Cela « car il y a eu quelques difficultés de la part du Vatican à prêter un tableau si important, mais grâce à l’intervention du Pape François, nous avons pu amener le tableau pour être exposé ici », raconte le prêtre portugais.
Décédé le 21 avril, le Pape s’était rendu au Japon en 2019 et « avait été bien accueilli ».
Néanmoins, « personnellement, j’ai été surpris par l’espace médiatique accordé à la mort du Pape François, je ne m’attendais pas à ce que les chaînes de télévision japonaises » le fassent, d’autant plus que « généralement elles sont plus réservées, non seulement par rapport au christianisme, mais aussi aux religions ».
Cependant, « elles ont donné un espace prestigieux, elles ont accordé beaucoup de temps à la nouvelle du décès du Pape François », a relaté le paroissien de la cathédrale d’Osaka.
En ce qui concerne le successeur de François, le prêtre estime qu’il devrait être quelqu’un « capable de créer des ponts ».
« Nous disons en portugais que le Pape est le Souverain Pontife. Le pontife est celui qui crée des ponts, et je pense que ce sera aussi la grande mission du Pape après le Pape François », poursuit-il.
François « était un Pape qui créait des ponts, et je pense que le prochain pourra continuer », car « c’est le grand souhait non seulement des catholiques ici au Japon, mais de tous » dans le monde entier, « que le Pape soit dans ce monde si divisé, si en guerre, une personne capable de créer des ponts », souligne-t-il.
Nuno Lima est arrivé au Japon en 1999, « il y a 26 ans », en tant que missionnaire de la Bonne Nouvelle, un institut portugais présent dans le pays depuis cette époque, explique-t-il.
Actuellement, « en tant que prêtre, je fournis le service nécessaire à la cathédrale », dans une communauté qui est petite, mais qui augmente avec les étrangers.

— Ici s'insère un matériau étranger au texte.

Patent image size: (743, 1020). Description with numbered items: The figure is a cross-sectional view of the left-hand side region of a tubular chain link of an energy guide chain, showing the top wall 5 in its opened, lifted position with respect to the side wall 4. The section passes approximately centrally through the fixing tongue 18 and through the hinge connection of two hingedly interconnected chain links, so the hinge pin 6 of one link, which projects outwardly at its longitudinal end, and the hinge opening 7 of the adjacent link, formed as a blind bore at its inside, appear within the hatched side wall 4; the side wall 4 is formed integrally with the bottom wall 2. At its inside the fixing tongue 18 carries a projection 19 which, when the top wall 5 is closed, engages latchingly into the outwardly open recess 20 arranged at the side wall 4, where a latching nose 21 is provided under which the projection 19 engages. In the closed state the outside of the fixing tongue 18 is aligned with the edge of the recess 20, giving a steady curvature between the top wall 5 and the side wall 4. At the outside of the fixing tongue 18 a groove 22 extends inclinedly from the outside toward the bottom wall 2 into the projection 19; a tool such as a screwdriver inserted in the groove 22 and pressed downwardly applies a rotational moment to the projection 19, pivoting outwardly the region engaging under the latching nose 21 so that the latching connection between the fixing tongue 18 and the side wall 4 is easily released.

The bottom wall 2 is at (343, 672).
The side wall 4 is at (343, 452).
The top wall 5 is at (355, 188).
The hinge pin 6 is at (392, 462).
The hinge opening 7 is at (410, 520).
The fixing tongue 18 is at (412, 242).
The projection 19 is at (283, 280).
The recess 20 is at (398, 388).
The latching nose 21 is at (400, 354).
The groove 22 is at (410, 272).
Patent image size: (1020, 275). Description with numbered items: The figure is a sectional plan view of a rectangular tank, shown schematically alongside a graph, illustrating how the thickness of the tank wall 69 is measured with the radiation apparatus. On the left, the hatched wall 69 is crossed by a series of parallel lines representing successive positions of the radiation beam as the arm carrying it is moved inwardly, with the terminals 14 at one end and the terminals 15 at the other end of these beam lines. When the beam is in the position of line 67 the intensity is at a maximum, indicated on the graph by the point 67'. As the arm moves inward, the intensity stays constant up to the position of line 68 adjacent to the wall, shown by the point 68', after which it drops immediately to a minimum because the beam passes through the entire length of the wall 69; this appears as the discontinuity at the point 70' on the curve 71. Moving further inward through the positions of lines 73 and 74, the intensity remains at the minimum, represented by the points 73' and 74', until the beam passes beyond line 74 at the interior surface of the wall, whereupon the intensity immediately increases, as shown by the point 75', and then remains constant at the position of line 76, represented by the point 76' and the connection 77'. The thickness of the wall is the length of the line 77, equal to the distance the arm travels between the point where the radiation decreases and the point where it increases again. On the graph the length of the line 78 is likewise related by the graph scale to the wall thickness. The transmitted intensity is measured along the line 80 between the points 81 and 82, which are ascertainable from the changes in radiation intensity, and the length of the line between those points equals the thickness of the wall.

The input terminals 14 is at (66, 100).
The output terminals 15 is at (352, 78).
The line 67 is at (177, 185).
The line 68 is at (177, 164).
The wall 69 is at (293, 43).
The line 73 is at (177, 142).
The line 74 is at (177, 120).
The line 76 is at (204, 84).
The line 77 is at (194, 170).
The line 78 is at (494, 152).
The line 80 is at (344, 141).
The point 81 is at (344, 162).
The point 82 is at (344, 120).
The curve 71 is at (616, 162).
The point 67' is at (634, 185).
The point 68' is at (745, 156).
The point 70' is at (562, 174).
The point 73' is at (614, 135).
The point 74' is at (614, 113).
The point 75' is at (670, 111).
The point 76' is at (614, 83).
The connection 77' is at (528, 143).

« L’église japonaise est majoritairement constituée de Japonais, enregistrés dans les paroisses, et nous avons environ 0,34 % de la population japonaise qui est enregistrée dans nos paroisses, que nous pouvons appeler fidèles japonais », affirme-t-il.
Maintenant, « surtout ces dernières années, il y a de nombreux étrangers qui viennent travailler au Japon, et la réalité de l’église japonaise s’est immensément diversifiée », souligne-t-il.
Par exemple, « à la cathédrale, nous avons actuellement le dimanche des messes en japonais, en anglais, en vietnamien et en coréen », car « ce sont les réalités les plus présentes dans l’église japonaise ».
La réalité de l’église japonaise, « bien qu’étant petite, s’efforce de créer des liens avec les diverses réalités japonaises », tel que prôné par le Pape François.
En effet, « les chiffres [de catholiques] sont très faibles, si nous voulons inclure les étrangers [cela atteint] 1 %, mais le contact des Japonais avec l’église va bien au-delà de ce chiffre », explique-t-il.
Il y a ceux qui ont leurs enfants dans des crèches ou écoles catholiques. L’université des Jésuites est une université réputée au Japon, relate-t-il, ajoutant que la présence de l’Église Catholique « dans ces milieux académiques, scolaires, par exemple, dans les milieux hospitaliers va bien au-delà » de la présence dans les églises.
L’église au Japon, ayant une communauté réduite, se rend auprès des gens dans divers lieux, surtout dans le domaine social, les hôpitaux, dans le secteur éducatif, les écoles, résume-t-il.
Les 133 cardinaux électeurs qui devront élire le nouveau Pape dans le conclave se réunissent aujourd’hui à la Chapelle Sixtine à partir de 16h30 (14h30 à Lisbonne), entamant des votes en secret pour élire le successeur du Pape François.
L’Expo 2025 se déroule du 13 avril au 13 octobre sur l’île artificielle de Yumeshima, située au large d’Osaka, Kansai, au Japon.